Le présent article a été retenu par le Gouvernement dans l'élaboration du texte sur lequel il a engagé sa responsabilité en application de l'article 49, alinéa 3, de la Constitution. Il résulte d'une initiative du Gouvernement lui-même.

Alors que les précédentes lois de finances suspendaient l'indexation annuelle des plafonds de ressources mensuelles par une simple mesure de loi de finances dérogeant au douzième alinéa de l'article L. 422-2-1 du code de la construction et de l'habitation, le I du présent article additionnel modifie l'article L. 422-2-1 précité lui-même.
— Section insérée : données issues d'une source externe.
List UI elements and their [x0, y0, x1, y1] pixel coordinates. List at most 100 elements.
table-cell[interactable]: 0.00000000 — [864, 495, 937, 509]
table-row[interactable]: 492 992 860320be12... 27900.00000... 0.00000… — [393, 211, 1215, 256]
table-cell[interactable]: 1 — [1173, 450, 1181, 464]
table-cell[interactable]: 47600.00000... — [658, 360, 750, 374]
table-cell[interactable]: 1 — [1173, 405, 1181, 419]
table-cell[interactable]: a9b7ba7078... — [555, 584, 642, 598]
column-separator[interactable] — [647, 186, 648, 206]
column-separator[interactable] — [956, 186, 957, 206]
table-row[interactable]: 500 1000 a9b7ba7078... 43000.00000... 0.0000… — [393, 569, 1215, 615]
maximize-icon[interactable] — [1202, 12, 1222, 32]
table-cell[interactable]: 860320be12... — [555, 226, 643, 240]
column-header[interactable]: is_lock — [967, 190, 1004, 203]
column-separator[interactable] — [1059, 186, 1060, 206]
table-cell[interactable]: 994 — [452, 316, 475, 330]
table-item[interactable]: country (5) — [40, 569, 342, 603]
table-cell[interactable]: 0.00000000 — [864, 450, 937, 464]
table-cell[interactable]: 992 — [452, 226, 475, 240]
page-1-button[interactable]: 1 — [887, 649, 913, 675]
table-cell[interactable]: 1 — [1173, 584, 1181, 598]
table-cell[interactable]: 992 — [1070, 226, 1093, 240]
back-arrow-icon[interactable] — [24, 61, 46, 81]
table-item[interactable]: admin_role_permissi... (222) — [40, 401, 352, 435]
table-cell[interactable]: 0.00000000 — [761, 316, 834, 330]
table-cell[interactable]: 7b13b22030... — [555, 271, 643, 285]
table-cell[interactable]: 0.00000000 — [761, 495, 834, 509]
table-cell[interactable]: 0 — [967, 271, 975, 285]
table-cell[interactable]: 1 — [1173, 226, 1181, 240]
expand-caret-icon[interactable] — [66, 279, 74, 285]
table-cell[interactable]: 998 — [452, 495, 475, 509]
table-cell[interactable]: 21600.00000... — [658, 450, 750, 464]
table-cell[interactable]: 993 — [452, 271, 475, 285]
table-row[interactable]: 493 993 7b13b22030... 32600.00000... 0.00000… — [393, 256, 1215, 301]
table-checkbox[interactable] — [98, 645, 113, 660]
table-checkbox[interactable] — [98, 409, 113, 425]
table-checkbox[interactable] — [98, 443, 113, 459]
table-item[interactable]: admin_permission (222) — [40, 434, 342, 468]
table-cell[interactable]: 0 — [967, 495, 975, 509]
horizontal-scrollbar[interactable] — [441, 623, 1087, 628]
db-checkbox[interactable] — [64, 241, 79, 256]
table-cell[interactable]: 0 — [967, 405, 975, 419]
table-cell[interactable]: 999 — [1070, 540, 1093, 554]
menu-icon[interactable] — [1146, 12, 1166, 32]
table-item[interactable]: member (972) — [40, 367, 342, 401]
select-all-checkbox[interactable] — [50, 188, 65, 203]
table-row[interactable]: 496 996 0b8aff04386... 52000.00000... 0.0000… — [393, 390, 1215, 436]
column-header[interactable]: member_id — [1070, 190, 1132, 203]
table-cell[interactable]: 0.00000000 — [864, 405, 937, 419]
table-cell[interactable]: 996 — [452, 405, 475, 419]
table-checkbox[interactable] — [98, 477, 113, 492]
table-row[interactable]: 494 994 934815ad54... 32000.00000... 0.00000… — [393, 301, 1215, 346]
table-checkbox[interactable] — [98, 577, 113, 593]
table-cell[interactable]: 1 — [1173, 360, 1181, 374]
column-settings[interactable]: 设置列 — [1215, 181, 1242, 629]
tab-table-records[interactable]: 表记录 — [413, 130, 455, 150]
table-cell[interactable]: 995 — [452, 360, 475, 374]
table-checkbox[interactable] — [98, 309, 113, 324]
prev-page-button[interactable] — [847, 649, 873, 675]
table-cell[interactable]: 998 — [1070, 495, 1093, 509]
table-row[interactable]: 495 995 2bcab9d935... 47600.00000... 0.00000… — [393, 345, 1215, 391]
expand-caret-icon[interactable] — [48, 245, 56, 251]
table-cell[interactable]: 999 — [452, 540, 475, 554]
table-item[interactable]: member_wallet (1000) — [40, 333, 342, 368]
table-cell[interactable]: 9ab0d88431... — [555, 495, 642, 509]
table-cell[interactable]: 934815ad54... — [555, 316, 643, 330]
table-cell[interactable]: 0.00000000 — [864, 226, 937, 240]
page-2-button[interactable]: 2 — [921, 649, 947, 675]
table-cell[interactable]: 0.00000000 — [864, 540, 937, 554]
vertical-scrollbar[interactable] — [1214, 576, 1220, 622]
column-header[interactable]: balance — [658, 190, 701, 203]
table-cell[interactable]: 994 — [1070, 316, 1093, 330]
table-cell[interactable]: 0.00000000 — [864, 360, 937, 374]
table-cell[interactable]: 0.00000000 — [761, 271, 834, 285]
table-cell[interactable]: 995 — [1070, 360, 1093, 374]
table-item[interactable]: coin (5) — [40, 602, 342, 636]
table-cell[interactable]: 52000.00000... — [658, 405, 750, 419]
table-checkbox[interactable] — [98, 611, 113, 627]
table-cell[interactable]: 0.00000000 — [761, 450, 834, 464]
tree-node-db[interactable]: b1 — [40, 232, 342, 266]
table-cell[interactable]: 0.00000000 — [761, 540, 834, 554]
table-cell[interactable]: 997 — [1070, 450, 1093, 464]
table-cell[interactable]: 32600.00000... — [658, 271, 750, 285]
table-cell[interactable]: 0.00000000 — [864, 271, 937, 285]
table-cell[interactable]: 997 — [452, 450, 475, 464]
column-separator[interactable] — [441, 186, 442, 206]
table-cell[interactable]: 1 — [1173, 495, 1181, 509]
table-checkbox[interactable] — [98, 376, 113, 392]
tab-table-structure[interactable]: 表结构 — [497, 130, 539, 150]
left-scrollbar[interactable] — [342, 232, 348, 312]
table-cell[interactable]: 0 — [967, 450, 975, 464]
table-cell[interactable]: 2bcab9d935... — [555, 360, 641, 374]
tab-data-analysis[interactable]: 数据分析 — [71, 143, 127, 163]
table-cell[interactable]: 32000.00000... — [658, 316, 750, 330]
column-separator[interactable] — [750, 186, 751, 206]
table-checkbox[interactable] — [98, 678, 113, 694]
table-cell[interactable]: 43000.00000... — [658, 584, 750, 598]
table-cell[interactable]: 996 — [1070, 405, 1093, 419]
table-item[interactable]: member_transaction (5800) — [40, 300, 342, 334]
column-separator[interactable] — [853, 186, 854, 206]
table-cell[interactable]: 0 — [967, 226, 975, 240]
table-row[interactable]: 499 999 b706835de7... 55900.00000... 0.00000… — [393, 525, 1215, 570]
Outre certaines modifications rédactionnelles permettant de clarifier les termes employés, il prévoit, au huitième alinéa de cet article, que la revalorisation du montant mensuel de la RLS s'exerce en moyenne annuelle et pas nécessairement au 1er janvier.

Enfin, les montants de ressources mensuelles maximales et leurs plafonds seraient indexés sur l'évolution de l'indice des prix à la consommation hors tabac constatée entre le 1er octobre de l'année N-2 et le 1er octobre de l'année N-1, et non sur la valeur moyenne de cette indice au cours de l'année N-2.

Le II prévoit que l'indexation annuelle des plafonds de RLS est réalisée en 2024, par dérogation, non par rapport à l'IRL, mais par rapport à l'IRL majoré de cinq points.

Selon l'exposé des motifs de l'amendement, ces mesures permettent de stabiliser le montant de la RLS en 2024 à son niveau de 2023.

III. LA POSITION DE LA COMMISSION DES FINANCES : ADOPTER L'ARTICLE SANS MODIFICATION

La stabilisation du montant de la RLS correspond à l'accord passé en 2020 avec le secteur du logement social. Par ailleurs, la modification de la règle d'indexation des plafonds de ressources permet de mieux prendre en compte les évolutions récentes.

Il est regrettable que cette mesure n'ait pas été présentée dans le texte initial du projet de loi de finances afin de bénéficier d'une évaluation préalable plus fournie que l'exposé des motifs de l'amendement.

Sur le fond, toutefois, cette mesure contribue à préserver sur le long terme le niveau des ressources des bailleurs sociaux et donc leur capacité à financer les projets de construction de logements sociaux. Il convient donc de l'approuver.

Décision de la commission : la commission propose d'adopter cet article sans modification.


* 39 Loi n° 2014-173 du 21 février 2014 de programmation pour la ville et la cohésion urbaine.

* 40 Pour les modalités : décret n° 2014-767 du 3 juillet 2014 (départements métropolitains) et décret n° 2014-1575 du 22 décembre 2014 (départements d'outre-mer, Saint-Martin et Polynésie française). Liste des quartiers : décret n° 2014-1750 du 30 décembre 2014 (départements métropolitaines) et décret n° 2014-1751 du 30 décembre 2014 (départements d'outre-mer, Saint-Martin et Polynésie française).

* 41 Décret n° 2015-1138 du 14 septembre 2015 rectifiant la liste des quartiers prioritaires de la politique de la ville.

* 42  Article 181 de la loi n° 2018-1317 du 28 décembre 2018 de finances pour 2019.

* 43  Article 68 de la loi n° 2021-1900 du 30 décembre 2021 de finances pour 2022.

* 44 Circulaire du 31 août 2023 relative à l'élaboration des contrats de ville 2024-2030 dans les départements métropolitains.

* 45 Arrêté du 27 février 2018 relatif à la réduction de loyer de solidarité, modifié par arrêté du 21 septembre 2023.